Hoping to walk a different path from her parents, who had an arranged marriage for her, Asygul is determined to find the one who loves and cares for her, and is living her life her own way.

The changes in Asygul's life are, in a way, a microcosm of what many people from Xinjiang have been through in recent years.

Today, their freedom to pursue the life they want — something they now take for granted like people in other cities in China — used to be an absolute privilege under the shadow of extremism.

For more than two decades since the 1990s, Xinjiang had been rocked by extremism and terrorism, which resulted in thousands of terror attacks that victimized countless innocent people. The most notorious include the Urumqi riots in 2009 that caused the death of 197 people and injured more than 1,700 — and shocked the world.

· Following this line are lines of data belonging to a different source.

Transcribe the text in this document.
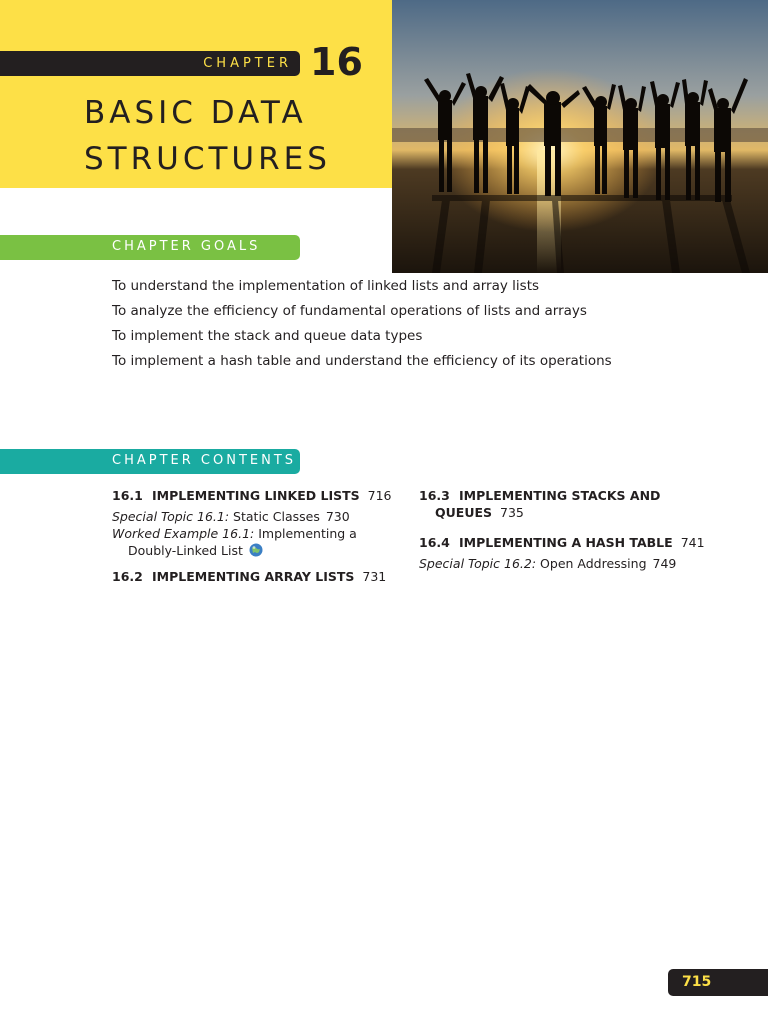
CHAPTER 16
BASIC DATA
STRUCTURES
CHAPTER GOALS
To understand the implementation of linked lists and array lists
To analyze the efficiency of fundamental operations of lists and arrays
To implement the stack and queue data types
To implement a hash table and understand the efficiency of its operations
CHAPTER CONTENTS
16.1 IMPLEMENTING LINKED LISTS 716
Special Topic 16.1: Static Classes 730
Worked Example 16.1: Implementing a Doubly-Linked List
16.2 IMPLEMENTING ARRAY LISTS 731
16.3 IMPLEMENTING STACKS AND
QUEUES 735
16.4 IMPLEMENTING A HASH TABLE 741
Special Topic 16.2: Open Addressing 749
715
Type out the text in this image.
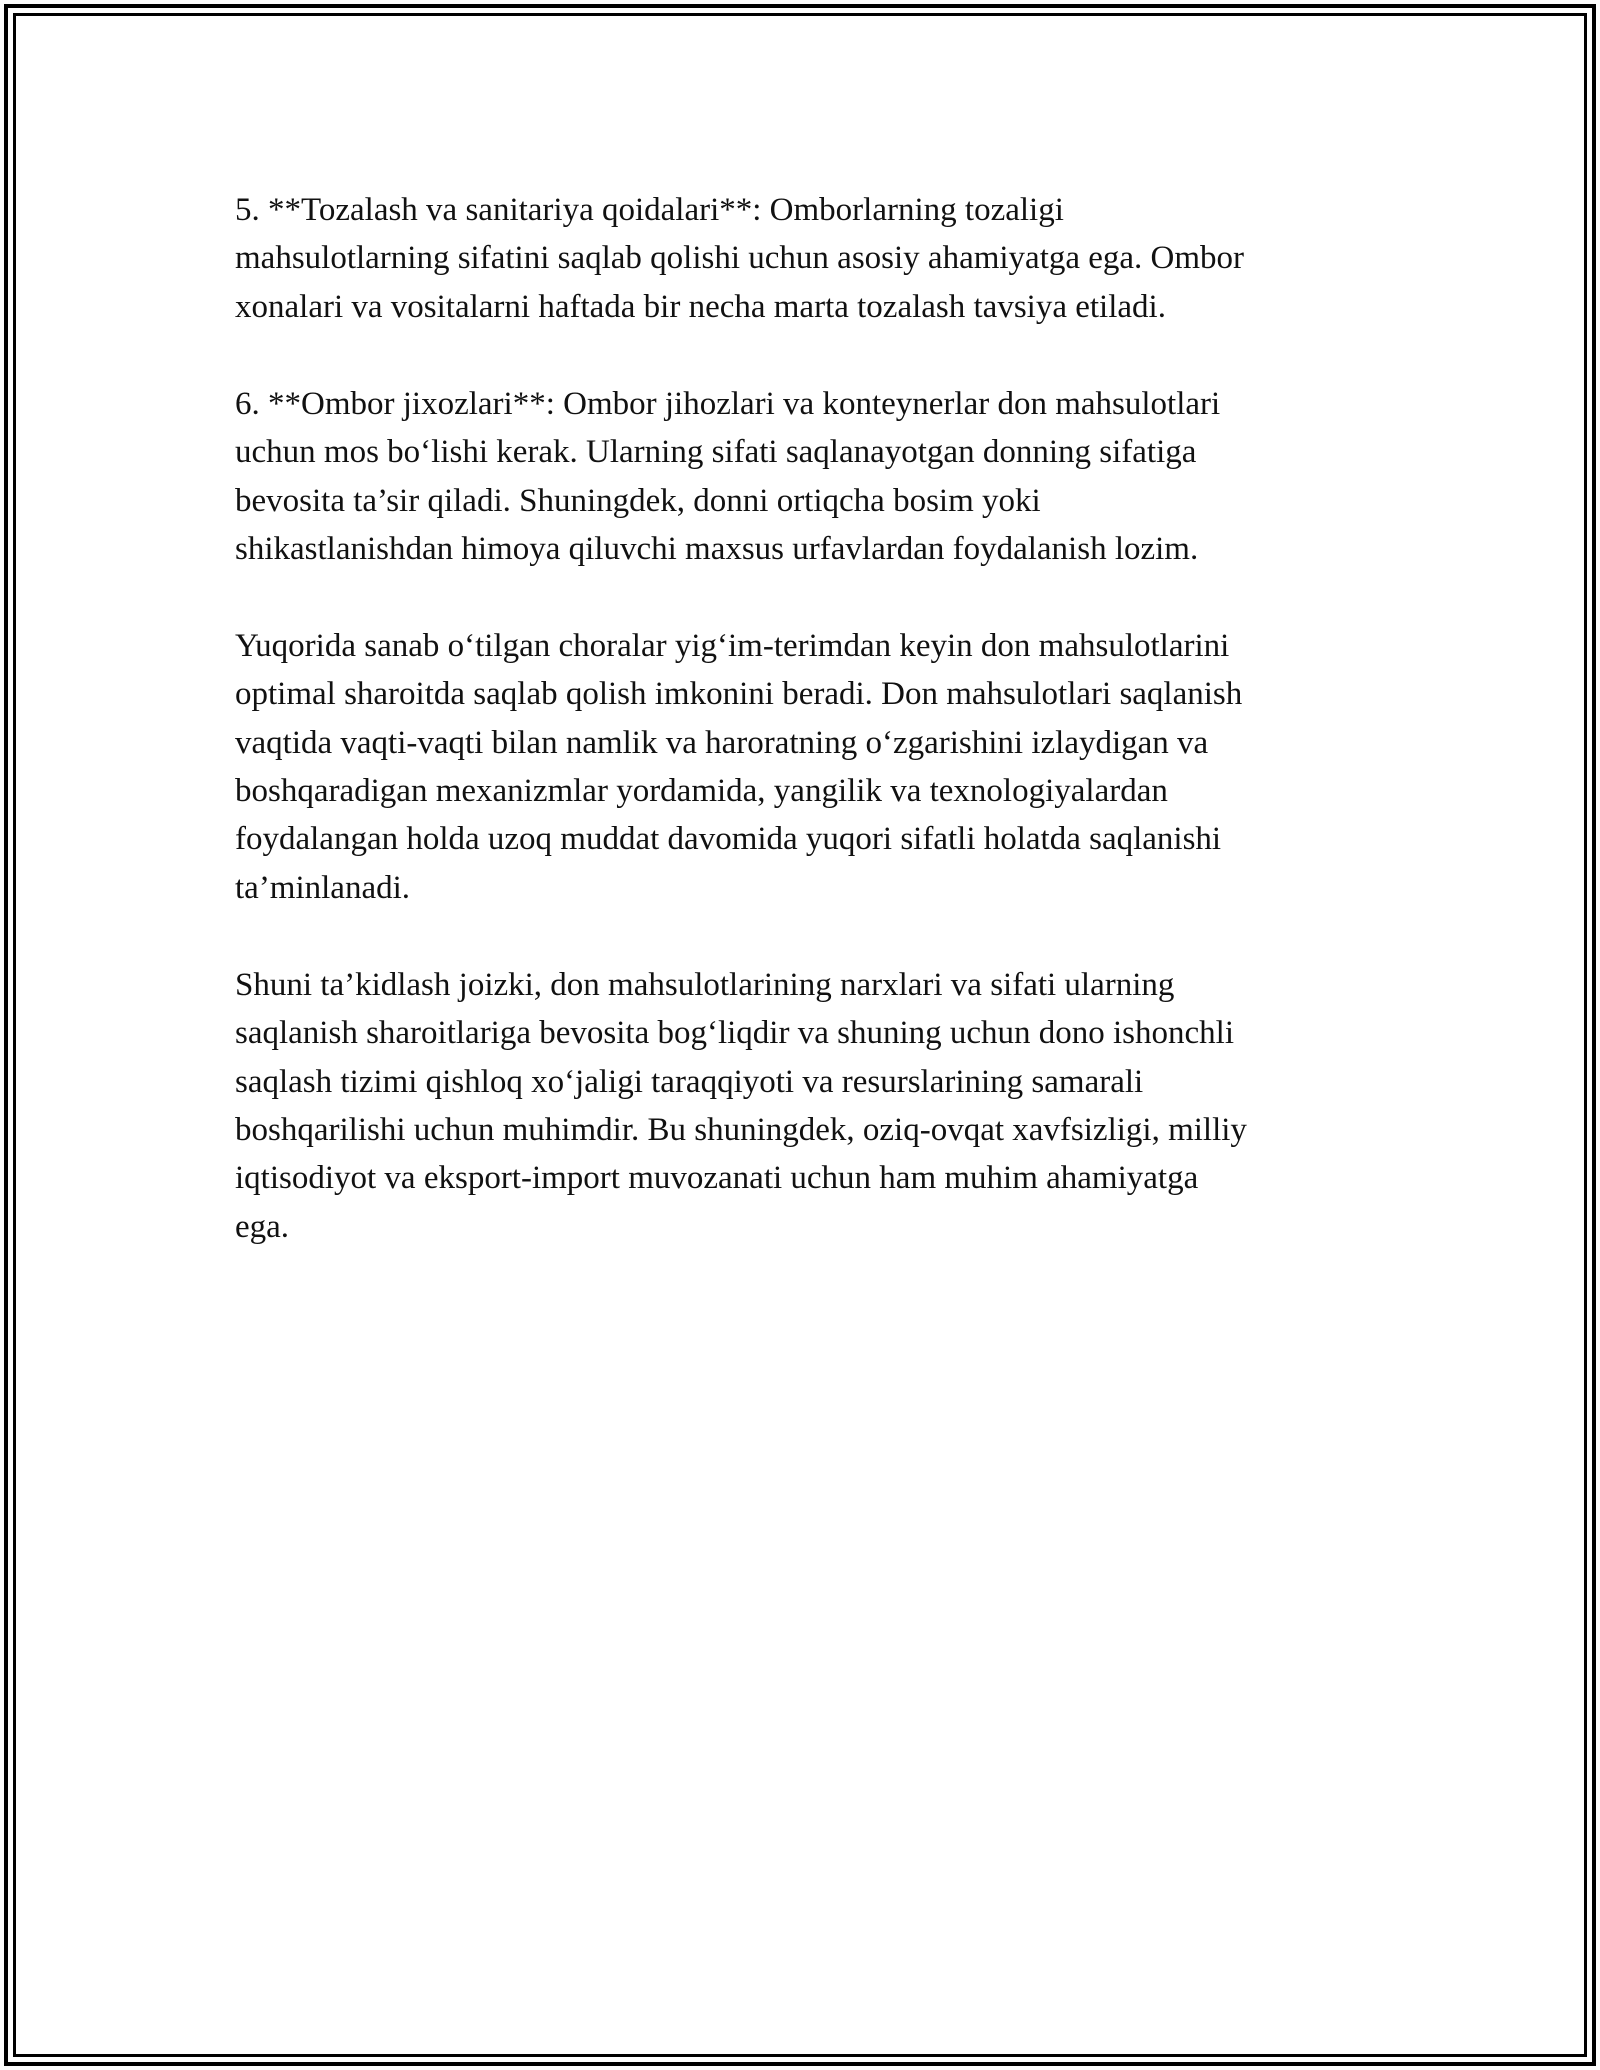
5. **Tozalash va sanitariya qoidalari**: Omborlarning tozaligi
mahsulotlarning sifatini saqlab qolishi uchun asosiy ahamiyatga ega. Ombor
xonalari va vositalarni haftada bir necha marta tozalash tavsiya etiladi.

6. **Ombor jixozlari**: Ombor jihozlari va konteynerlar don mahsulotlari
uchun mos bo‘lishi kerak. Ularning sifati saqlanayotgan donning sifatiga
bevosita ta’sir qiladi. Shuningdek, donni ortiqcha bosim yoki
shikastlanishdan himoya qiluvchi maxsus urfavlardan foydalanish lozim.

Yuqorida sanab o‘tilgan choralar yig‘im-terimdan keyin don mahsulotlarini
optimal sharoitda saqlab qolish imkonini beradi. Don mahsulotlari saqlanish
vaqtida vaqti-vaqti bilan namlik va haroratning o‘zgarishini izlaydigan va
boshqaradigan mexanizmlar yordamida, yangilik va texnologiyalardan
foydalangan holda uzoq muddat davomida yuqori sifatli holatda saqlanishi
ta’minlanadi.

Shuni ta’kidlash joizki, don mahsulotlarining narxlari va sifati ularning
saqlanish sharoitlariga bevosita bog‘liqdir va shuning uchun dono ishonchli
saqlash tizimi qishloq xo‘jaligi taraqqiyoti va resurslarining samarali
boshqarilishi uchun muhimdir. Bu shuningdek, oziq-ovqat xavfsizligi, milliy
iqtisodiyot va eksport-import muvozanati uchun ham muhim ahamiyatga
ega.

With their lives significantly disrupted, many people could not receive proper training or education, which limited their ability to seek or choose their preferred lifestyles. Some, like Asygul, were unemployed, and many were stuck in unskilled, poorly paid jobs.

The vocational education and training centers were established in three prefectures of Xinjiang — Kashgar, Aksu and Hotan — with the crucial task of improving literacy in the region and raising people's professional knowledge and skills to advance their careers.

Trainees could choose from an extensive choice of elective courses and attend those that fit their interests. Graduates successfully advanced to diverse career paths such as entrepreneurs, government jobs, medical workers, chefs and manufacturers.

The centers protected people's right to be trained and educated — a universal right recognized by the United Nations — for self-development.

Unlike what has been misreported, trainees were given a considerable level of freedom, including that of choosing their path to the future, and the centers were a ladder to a better life for them and their families.

Local governments launched programs to help graduates with job searches or to set up a business. Rayla Tuohut, owner of a wellness center, for example, was able to start her store with a government subsidy for start-ups.

It is irresponsible for people who do not fully understand the complicated situation in Xinjiang or those who have ideological prejudice or other ulterior motives to comment on the legitimacy of China’s efforts to protect its land and people.  

The establishment of the centers is an exploratory measure in counter-terrorism and deradicalization — critical issues for many countries in recent decades.

The efforts came as the government felt the urgent need to protect citizens’ rights, which were significantly violated as frequent terrorist attacks drastically disrupted people’s normal lives and hindered the underdeveloped region from thriving.

The Chinese government’s response is consistent when it comes to challenges threatening its citizens — from terrorism and extremism in Xinjiang or the COVID-19 epidemic this year. It has spared no efforts in ensuring the safety and rights of its people, especially their right to life.